When Obama made his first run for political office, articles in both the Chicago Defender and the Hyde Park Herald featured among his qualifications his position as chairman of the board of the Chicago Annenberg Challenge, a foundation where Ayers was a founder and guiding force. Obama assumed the Annenberg board chairmanship only months before his first run for office, and almost certainly received the job at the behest of Bill Ayers.

This was a heady position for the obscure Obama. Steve Diamond reports:

The first chairman of the CAC Board was Barack Obama, at that point, 33 years old and a third year associate at Davis, Miner, Barnhill & Galland, a small Chicago law firm.

Not only did Ayers likely place Obama at the top of CAC, but they worked together to fund Ayers’ special projects:

During Obama’s time as Annenberg board chairman, Ayers’s own education projects received substantial funding. Indeed, during its first year, the Chicago Annenberg Challenge struggled with significant concerns about possible conflicts of interest. With a writ to aid Chicago’s public schools, the Annenberg challenge played a deeply political role in Chicago’s education wars, and as Annenberg board chairman, Obama clearly aligned himself with Ayers’s radical views on education issues.
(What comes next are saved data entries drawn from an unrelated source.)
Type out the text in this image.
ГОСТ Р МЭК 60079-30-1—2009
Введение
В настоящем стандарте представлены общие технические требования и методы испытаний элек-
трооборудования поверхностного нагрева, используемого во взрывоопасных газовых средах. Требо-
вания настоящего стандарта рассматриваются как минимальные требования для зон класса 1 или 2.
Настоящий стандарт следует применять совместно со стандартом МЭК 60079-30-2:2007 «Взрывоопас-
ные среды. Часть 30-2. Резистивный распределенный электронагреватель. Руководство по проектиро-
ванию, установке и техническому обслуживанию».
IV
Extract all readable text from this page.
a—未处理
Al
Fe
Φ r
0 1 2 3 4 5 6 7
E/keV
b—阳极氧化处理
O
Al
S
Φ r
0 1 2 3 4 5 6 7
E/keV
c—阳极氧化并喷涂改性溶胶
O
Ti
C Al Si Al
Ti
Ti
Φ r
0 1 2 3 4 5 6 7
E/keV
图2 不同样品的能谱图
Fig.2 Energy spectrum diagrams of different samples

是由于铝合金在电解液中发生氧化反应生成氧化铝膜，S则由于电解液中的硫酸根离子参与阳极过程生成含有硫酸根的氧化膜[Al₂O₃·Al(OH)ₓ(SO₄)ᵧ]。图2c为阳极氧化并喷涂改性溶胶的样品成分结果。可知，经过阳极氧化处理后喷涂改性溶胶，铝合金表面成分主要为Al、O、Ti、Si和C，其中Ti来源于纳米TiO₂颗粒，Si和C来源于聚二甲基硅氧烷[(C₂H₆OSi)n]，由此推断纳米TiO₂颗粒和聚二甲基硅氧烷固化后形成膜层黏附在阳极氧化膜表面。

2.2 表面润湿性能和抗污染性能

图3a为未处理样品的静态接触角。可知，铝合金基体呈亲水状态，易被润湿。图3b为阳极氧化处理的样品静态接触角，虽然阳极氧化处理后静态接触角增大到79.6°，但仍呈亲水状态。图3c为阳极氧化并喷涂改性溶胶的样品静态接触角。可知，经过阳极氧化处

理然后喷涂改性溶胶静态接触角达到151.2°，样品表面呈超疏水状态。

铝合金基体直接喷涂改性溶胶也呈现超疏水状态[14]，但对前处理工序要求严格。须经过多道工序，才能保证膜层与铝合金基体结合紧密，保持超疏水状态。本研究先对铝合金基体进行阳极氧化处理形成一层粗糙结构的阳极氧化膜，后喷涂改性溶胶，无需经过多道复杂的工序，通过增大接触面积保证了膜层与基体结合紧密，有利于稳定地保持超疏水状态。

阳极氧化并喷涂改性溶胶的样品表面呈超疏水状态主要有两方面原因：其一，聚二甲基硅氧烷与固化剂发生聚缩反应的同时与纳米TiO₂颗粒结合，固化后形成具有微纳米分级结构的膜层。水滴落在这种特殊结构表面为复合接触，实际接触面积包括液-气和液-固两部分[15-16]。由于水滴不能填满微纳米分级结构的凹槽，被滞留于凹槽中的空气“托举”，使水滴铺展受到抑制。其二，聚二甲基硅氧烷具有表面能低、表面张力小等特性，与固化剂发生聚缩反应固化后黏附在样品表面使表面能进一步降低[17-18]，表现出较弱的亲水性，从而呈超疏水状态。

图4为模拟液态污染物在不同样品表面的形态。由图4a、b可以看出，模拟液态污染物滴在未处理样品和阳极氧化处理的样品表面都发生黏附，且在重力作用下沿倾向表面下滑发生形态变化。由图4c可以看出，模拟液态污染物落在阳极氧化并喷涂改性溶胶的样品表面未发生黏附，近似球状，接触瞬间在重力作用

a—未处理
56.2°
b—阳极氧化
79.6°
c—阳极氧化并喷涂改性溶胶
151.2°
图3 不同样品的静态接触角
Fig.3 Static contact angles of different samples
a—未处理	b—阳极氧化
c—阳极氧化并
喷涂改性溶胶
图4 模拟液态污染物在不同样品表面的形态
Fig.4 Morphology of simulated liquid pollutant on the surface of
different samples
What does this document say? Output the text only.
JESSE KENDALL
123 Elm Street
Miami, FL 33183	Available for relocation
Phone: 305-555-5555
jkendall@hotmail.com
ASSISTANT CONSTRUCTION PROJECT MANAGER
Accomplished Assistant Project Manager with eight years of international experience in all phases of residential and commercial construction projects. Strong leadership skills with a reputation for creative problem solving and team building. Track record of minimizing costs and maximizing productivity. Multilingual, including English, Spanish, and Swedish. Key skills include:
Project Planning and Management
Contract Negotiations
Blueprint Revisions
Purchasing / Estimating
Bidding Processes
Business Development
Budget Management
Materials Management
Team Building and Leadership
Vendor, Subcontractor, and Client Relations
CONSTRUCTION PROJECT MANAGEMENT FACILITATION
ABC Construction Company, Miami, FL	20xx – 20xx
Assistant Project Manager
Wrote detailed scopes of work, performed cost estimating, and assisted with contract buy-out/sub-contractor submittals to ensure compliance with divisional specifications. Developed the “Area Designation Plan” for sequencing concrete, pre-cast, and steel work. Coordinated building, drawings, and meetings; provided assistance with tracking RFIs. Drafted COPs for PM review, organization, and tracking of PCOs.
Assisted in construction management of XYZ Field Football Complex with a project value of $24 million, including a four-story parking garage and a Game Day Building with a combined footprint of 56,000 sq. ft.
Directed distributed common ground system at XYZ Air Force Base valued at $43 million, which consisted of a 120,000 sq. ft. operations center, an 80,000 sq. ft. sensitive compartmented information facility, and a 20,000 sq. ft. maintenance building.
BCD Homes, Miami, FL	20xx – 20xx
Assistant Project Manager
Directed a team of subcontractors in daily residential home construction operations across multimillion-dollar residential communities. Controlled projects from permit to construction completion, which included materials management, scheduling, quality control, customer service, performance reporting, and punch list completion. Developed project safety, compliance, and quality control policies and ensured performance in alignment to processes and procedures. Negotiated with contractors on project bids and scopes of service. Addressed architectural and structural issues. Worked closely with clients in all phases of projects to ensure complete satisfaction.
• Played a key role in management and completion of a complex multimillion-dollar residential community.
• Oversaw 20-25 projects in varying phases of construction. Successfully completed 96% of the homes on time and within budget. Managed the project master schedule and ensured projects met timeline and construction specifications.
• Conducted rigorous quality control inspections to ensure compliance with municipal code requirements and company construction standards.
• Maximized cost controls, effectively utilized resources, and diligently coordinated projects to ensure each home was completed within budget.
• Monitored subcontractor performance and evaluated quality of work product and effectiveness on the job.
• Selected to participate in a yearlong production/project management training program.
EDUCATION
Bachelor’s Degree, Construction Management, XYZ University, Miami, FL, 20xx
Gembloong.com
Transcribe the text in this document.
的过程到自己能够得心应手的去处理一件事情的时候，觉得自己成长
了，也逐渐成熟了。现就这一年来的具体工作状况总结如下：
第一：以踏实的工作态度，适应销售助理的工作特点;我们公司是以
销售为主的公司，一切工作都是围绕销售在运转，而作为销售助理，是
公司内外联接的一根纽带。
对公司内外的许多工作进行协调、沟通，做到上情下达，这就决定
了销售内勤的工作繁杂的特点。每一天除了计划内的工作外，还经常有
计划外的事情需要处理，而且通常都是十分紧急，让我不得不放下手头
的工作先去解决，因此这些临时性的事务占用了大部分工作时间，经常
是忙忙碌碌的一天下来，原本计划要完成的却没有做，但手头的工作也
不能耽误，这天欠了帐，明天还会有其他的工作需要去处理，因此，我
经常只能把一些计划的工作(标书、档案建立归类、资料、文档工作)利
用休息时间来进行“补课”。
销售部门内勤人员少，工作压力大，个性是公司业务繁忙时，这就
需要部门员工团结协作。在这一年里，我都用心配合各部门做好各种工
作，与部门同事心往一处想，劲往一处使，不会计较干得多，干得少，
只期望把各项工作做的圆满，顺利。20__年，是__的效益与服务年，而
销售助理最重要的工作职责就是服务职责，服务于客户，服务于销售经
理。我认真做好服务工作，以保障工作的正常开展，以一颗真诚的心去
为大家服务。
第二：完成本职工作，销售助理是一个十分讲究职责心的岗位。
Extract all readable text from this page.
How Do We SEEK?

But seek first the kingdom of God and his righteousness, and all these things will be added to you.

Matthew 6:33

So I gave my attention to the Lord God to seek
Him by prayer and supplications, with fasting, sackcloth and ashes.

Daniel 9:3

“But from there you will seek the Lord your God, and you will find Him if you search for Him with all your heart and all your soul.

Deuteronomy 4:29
Rudy got it partly right. Obama’s rise has been remarkable, but his leadership of CAC and the millions of dollars dispersed (perhaps $160 million) — with the help and guidance of Bill Ayers — is only now being reviewed. Kurtz writes:

This much we know from the public record, but a large cache of documents housed in the Richard J. Daley Library at the University of Illinois at Chicago (UIC), is likely to flesh out the story.

Rudy Guiliani, the mayor who presided over the worst terrorist attack in American history, might be interested in knowing that Obama’s rise was facilitated by a man, Bill Ayers, who said of his own terrorist activities:

“I don’t regret setting bombs” and “I feel we didn’t do enough”, and, when asked if he would “do it all again” as saying “I don’t want to discount the possibility.”

There are burning questions regarding Obama, Ayers, and CAC: Where did all that money go? Who benefited? How much influence did Ayers exert on Obama in allocating funds? And why has there been a cover-up?